We accidentally bought a turnaround. Now, to be clear most of the products we've purchased would fall into the distressed category. 2 have been proper distressed venture deals (former YC companies). But even the tiny ones that are half baked, I'd still consider those distressed. They are! You take them over, and you'll feel distressed!
Seriously though I want to talk through a deal that (to date) has not been a big win for us. What does that mean?
Some numbers first. This is the chart we were looking at when we bought it in March 2022. Looks great right? Up and to the right. Turns out there were a ton of annual subscriptions coming up for renewal ... and they didn't renew. We payed full price for customers we never got any $ from.
Notice these numbers are in Euros, which at the time meant ~$6k MRR. The steep drop is just us transitioning Stripe accounts because Stripe still hasn't figured out a way to transfer international accounts.
And this is what it looks like now. It's stable, flat. Slightly negative. Churn has stabilized, and so has the product. But still, not the growth we're accustomed to.
Cash collections after 1 year are about 40% of the purchase price. Relative to the performance of the rest of the portfolio, that's not a win. So what went wrong?
This one is tough. perhaps we could have talked to a few more customers, but boy is it difficult to get the time and the space in a competitive deal to talk to more than a handful of customers. It's also painful to set up, schedule, and dance around the topic of us buying the company. We usually go in to these conversations as "investors" doing diligence. It isn't typically a big deal but some founders get spooked by us wanting to talk to customers, so it's a bit of a dance.
I don't think there was something we "missed" in diligence that would have predicted the outcome.
I think this is where we missed. Two things happened:
- We made the seller financed payments based off of Chart Mogul reported MRR which was (and still is) wildly inaccurate. Up to 20% off from reality. We no longer use Chart Mogul because of how inaccurate it is. Because of this, our seller financed payments were tied to this inflated number and we over payed on the seller payments. The sellers got nearly their full earn out. Our mistake, a contract is a contract.
- Annual payments. Annual payments should be discounted for early stage companies. There's not enough history to reliably say what the renewal rate is on annual subscriptions. We will now, until the end of time (so long as we can get a seller to agree to it) prorate / discount annual payments. We absolutely don't mind paying up if they renew but this is a new area of downside protection we had previously ignored.

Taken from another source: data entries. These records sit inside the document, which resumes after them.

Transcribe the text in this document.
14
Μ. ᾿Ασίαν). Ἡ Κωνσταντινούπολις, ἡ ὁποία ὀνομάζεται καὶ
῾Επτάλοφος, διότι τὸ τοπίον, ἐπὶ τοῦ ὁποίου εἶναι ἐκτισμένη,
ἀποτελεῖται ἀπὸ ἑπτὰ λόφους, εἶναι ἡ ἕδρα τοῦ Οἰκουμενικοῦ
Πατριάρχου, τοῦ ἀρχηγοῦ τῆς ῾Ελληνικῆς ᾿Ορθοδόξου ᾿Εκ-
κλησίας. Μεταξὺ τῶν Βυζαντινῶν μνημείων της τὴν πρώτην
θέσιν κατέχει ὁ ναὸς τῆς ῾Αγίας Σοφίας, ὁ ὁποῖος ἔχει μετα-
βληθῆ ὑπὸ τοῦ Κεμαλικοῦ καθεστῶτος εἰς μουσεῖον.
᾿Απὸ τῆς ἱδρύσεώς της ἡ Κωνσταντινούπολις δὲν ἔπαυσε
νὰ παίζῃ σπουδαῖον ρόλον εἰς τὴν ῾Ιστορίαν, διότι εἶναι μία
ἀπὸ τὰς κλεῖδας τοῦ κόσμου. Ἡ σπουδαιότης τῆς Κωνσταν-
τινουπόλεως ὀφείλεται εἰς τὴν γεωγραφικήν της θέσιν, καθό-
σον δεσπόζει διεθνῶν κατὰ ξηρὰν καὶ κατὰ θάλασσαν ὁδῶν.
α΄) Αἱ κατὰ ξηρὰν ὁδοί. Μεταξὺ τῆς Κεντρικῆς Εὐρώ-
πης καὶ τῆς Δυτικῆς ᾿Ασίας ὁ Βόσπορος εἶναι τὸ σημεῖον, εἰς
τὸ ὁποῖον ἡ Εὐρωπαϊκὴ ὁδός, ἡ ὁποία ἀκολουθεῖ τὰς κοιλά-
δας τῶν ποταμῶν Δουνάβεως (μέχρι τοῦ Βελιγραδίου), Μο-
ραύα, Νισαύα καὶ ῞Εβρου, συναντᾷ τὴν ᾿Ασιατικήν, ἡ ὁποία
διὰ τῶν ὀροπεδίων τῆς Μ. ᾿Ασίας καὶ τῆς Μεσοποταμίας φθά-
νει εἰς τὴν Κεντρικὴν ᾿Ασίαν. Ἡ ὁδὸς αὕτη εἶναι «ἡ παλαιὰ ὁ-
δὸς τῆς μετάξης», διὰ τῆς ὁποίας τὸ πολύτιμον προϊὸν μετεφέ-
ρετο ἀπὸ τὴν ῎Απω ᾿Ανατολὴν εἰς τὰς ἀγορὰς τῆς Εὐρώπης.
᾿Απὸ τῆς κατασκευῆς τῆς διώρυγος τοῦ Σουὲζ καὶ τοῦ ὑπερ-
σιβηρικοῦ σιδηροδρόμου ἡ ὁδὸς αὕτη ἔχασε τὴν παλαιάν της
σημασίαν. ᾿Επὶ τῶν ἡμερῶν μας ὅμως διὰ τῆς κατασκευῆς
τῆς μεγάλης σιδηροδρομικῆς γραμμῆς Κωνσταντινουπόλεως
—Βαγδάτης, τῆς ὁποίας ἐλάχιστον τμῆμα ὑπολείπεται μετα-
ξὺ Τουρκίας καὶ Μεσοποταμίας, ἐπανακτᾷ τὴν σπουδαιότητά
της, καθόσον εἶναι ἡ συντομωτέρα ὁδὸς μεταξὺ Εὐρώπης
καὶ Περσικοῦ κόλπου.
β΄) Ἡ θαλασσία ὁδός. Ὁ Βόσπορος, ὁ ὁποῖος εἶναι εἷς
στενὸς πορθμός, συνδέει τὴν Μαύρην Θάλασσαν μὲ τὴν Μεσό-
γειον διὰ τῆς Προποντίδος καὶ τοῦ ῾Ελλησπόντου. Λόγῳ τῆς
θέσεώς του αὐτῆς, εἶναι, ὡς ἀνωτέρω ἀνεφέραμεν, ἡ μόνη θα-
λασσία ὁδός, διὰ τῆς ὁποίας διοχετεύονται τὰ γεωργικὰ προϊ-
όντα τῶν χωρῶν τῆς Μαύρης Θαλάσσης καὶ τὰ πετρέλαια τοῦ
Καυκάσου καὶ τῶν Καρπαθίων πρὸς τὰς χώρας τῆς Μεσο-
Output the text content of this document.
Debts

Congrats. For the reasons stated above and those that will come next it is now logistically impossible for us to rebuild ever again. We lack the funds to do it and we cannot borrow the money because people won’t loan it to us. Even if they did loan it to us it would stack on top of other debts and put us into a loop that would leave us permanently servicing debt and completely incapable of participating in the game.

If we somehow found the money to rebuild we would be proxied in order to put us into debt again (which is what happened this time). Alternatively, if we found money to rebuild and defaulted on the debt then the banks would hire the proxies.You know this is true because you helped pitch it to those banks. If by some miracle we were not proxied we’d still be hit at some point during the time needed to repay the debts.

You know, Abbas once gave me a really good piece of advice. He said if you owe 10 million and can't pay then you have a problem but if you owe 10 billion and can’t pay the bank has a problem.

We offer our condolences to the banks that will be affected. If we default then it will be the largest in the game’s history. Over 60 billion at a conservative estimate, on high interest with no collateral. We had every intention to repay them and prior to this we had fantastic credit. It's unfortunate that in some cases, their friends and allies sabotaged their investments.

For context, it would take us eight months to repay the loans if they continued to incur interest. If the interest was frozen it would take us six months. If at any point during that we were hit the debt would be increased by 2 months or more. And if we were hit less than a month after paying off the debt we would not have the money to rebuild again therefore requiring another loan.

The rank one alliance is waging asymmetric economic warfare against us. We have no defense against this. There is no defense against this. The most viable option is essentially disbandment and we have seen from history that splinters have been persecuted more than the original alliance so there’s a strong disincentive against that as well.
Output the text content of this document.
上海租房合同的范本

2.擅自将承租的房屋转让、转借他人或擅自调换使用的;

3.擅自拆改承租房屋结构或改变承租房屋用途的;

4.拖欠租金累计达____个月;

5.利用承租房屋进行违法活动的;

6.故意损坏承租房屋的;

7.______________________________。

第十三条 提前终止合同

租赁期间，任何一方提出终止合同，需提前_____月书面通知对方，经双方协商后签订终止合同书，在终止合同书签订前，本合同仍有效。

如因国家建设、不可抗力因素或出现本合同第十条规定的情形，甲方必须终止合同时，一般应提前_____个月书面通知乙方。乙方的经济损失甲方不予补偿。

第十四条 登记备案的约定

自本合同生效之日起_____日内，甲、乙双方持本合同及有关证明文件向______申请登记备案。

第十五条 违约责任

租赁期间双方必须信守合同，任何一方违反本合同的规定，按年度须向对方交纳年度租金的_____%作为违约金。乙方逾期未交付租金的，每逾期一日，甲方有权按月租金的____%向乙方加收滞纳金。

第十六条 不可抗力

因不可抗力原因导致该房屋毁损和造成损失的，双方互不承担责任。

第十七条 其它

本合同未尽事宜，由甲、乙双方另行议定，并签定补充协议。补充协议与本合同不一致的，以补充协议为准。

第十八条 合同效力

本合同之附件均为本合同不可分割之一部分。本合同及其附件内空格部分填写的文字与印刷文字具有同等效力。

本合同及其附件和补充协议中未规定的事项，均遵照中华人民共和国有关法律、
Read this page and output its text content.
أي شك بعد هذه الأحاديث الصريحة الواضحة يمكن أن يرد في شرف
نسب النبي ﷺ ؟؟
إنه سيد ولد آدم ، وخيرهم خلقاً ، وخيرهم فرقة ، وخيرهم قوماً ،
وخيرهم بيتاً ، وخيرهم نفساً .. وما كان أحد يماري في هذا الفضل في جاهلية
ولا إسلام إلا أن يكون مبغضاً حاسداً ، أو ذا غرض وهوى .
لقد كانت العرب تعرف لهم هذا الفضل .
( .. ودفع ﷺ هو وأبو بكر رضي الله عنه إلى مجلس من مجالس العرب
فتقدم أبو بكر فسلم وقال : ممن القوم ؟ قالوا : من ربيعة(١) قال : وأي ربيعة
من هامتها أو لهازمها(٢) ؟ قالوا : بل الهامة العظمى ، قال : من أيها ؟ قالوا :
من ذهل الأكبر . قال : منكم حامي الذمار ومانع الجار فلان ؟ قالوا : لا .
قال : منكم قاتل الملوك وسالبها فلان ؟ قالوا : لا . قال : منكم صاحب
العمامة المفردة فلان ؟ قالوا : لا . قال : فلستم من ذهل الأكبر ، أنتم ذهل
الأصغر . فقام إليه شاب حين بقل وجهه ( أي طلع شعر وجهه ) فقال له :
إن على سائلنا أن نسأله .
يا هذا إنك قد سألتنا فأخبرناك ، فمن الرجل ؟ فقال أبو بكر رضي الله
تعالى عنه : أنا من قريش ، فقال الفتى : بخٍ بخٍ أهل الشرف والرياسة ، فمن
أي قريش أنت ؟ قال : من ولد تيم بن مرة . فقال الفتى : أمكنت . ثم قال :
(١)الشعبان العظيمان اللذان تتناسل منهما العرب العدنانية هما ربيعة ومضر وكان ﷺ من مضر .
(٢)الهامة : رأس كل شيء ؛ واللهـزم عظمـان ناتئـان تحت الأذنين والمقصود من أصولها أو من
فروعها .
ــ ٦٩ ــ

It could have been partially due to this being the largest deal to date and larger deals have more annual subscriptions to factor in.
Turning The Corner
We're not out of the woods yet, but we did decide to invest in a significant front end rewrite. The product looks much more modern and fresh. That plus the added stability of the system should mean higher retention. We also did a bold thing (something I've found difficult to do when building from scratch) and removed features. When you're just starting out with a product, you will likely say yes to reasonable customer feature requests. a year or two of that though and you end up with a Frankenstein product that's complicated and difficult to use. I'm going through this now with Super Send. It's a little easier as an acquirer to have some distance to look and say "nobody is using these features, let's just kill them".
We hired a dev shop to do some designs for us to help us think through the rewrite. We spent about $2k-$3k and then ended up just buying and using a template for $100. lol.
The rewrite took 1 dev 3 months. We then planned a re-launch on product hunt.
We didn't actually (yet) relaunch the v2 on product hunt. We did however release a growth tool to try and drive traffic and nearly cracked the top 10 for the day. Even this small amount of upvotes can really boost top of funnel and drive sales. The problem with growth tools is of course they require a very expensive resource (engineers) to create.
The Product Hunt launch went really well. We landed in the top 10 for the day and had a mild increase signups for a few days. The Product Hunt of today is not the same as it was a few years ago, it's not the magic bullet it used to be and is also an interesting data point on building tools as marketing (engineering as marketing).
It's still too early to say what kind of outcome the rewrite will have. We're aiming primarily to lower churn and hope the simplified rewrite more obviously delivers value to people. Obviously growth is nice, but customer acquisition hasn't historically been the problem, it's retention.
- Annual payments are a risk, and should be discounted or prorated. Bake it into the contract to have a variable payment based on the renewal rate of the annual customers. Otherwise you will pay full price for annual payments and never see a single dollar from these customers if they churn.